Seemingly intuiting my desire for a quick diversion from politics into a more important topic, Kevin Drum links to this post by Stuart Staniford discussing the day, not long in coming, when Planet Earth's robots outnumber its humans, including a semi-serious projection that shows Them outnumbering Us some time in the early 2030s. Should we be worried? Well, yeah, but not because they're going to kill us all. The problem is capitalism.
Keep in mind that even as the number of robots increases dramatically, that doesn't mean there will be millions of self-aware humanoid machines walking around, planning the day when they finally rise up against their meat-sack oppressors. Instead, there will lots and lots of relatively simple robots doing things that now can only be done by humans, and nearly all of them will look nothing like us. Can a robot run a burrito truck? Not now it can't, but some steady advances in speech recognition and mechanical coordination will certainly bring that day before long. Amazon recently bought Kiva Systems,a company that makes robots that bring items to warehouse workers for packing, instead of the workers having to run all over the warehouse finding the items. That's fine for now, but it's pretty obvious that before too long, the robotic systems will become sophisticated enough that you won't need the workers at all (or at least you'll only need a few of them). In a few decades, the idea that we used to actually clean our own toilets and vacuum our own floors will seem ridiculous. Nevertheless, robots meant to look like people are probably going to remain little more than a curiosity for a long time, even as the more functional robots multiply.
It has been pointed out that the primary threat of globalization comes to the jobs in the middle of the work force, while many of the jobs at the top and bottom remain relatively (though not entirely) safe. You can outsource a call center or a factory, but you can't have a low-paid worker in Vietnam clean out hospital bedpans or do neurosurgery in Michigan. We could be heading for a similar situation with automation, where robots hollow out the middle, and if you're a highly educated knowledge worker you're OK, while everyone else has to take the increasingly crappy jobs that still require a human. Over time, the capabilities of robots could press outward toward both top and bottom, until eventually they actually are able to both do the neurosurgery and clean the bedpans.
And that may be the real crisis point. It's one thing when a robot turns out to be just as good at legal research as a lawyer; the lawyer it displaces may have a rough time, but she'll probably find some other kind of gainful employment. But once robots take the low-skill jobs, the people who now do them will have few other options for employment.
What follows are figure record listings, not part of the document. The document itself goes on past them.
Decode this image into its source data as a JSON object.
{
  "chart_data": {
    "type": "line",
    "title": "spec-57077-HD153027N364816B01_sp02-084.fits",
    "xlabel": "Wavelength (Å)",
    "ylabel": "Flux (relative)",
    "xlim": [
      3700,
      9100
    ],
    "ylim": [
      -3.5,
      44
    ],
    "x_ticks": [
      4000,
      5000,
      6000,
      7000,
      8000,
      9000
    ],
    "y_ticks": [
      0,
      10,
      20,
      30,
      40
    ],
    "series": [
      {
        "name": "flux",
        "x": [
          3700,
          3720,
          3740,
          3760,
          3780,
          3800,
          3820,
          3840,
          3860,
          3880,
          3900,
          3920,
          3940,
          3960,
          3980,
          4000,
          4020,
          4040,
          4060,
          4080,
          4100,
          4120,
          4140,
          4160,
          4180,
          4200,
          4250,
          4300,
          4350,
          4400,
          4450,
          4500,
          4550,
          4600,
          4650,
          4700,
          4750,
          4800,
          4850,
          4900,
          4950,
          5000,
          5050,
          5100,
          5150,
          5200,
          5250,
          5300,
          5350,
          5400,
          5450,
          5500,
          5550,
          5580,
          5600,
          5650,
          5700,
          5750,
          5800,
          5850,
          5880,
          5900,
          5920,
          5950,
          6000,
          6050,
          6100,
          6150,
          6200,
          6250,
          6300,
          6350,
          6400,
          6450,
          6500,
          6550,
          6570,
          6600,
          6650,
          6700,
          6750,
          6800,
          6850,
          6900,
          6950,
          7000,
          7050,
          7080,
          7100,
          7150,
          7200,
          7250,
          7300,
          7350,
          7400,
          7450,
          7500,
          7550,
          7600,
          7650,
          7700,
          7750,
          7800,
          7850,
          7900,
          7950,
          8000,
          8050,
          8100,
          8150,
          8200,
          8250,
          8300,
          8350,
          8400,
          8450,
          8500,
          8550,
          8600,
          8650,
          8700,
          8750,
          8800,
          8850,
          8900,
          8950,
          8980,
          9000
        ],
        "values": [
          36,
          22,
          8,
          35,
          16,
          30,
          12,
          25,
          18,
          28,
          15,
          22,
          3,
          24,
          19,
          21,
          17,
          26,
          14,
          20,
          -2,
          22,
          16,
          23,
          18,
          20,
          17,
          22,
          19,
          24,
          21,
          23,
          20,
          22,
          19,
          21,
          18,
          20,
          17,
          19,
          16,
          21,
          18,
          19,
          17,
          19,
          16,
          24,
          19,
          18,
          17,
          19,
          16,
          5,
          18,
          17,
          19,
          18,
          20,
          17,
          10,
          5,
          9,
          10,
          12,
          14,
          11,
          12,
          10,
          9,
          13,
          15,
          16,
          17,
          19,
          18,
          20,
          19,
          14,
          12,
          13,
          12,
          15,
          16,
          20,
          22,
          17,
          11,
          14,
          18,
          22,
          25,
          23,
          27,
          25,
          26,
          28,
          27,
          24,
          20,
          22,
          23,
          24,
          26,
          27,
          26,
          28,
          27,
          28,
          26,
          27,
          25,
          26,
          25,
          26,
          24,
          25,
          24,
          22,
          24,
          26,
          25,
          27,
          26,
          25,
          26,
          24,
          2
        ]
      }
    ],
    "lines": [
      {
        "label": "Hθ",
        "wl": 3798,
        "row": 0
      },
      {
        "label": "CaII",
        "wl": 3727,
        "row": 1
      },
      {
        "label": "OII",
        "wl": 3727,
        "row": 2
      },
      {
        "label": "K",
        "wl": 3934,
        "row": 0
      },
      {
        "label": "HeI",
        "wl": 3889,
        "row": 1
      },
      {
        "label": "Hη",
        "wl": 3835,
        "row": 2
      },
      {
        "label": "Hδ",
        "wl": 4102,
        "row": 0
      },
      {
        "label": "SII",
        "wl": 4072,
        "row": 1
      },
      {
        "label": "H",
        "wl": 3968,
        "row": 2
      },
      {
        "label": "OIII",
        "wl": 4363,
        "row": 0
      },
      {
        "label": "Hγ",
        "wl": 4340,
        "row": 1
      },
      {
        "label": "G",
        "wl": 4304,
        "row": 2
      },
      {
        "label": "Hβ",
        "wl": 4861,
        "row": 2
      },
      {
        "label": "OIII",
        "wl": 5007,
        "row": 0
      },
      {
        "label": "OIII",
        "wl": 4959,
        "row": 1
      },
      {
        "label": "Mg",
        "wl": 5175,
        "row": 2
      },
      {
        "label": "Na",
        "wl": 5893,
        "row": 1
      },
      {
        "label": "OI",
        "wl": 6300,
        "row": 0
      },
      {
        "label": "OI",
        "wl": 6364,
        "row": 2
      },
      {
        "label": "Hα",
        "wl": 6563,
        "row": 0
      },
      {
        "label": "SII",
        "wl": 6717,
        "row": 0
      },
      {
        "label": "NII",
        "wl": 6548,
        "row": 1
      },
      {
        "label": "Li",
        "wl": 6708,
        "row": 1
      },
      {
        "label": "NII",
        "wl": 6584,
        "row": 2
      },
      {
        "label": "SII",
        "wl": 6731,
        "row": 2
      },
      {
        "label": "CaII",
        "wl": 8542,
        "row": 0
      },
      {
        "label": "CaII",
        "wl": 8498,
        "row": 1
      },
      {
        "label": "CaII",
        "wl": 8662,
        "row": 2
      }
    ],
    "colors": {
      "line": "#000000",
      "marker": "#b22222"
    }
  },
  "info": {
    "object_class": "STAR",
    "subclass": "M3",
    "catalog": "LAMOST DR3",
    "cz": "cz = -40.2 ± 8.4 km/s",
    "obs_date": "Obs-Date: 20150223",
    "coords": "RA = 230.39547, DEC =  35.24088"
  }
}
The laziest techno-utopian visions often assume that once robots are doing all the work, the rest of us will be able to devote ourselves to creative endeavors and generally pursue our happiness, free of the crushing demands of work. The problem is, that assumes we'd be living in some kind of post-capitalist society, like on Star Trek, where we never really learn what people on Earth do with their days, but it certainly doesn't seem to involve labor. But that's unlikely to be our future, so we're all still going to have to find ways to get people to pay us for doing stuff. Otherwise we won't have the money to purchase the fruits of all those robots' labors. As Staniford says, "Depending on how good the roboticists get how quickly, there's going to become a point where there really isn't enough in it for a sufficiently large fraction of humanity. I simply see no way this trend can continue without eventually rendering almost all of us irrelevant. People's basic survival instincts will not tolerate that. However, by that point, there may very well be no easy way back, and all hell will break loose." In other words, the problem won't be that the robots will kill us, but that the rise of robots will disintegrate our society, none of us will be able to make a living, and we'll kill each other. On the other hand, wouldn't it be nice if a robot cleaned your toilet for you?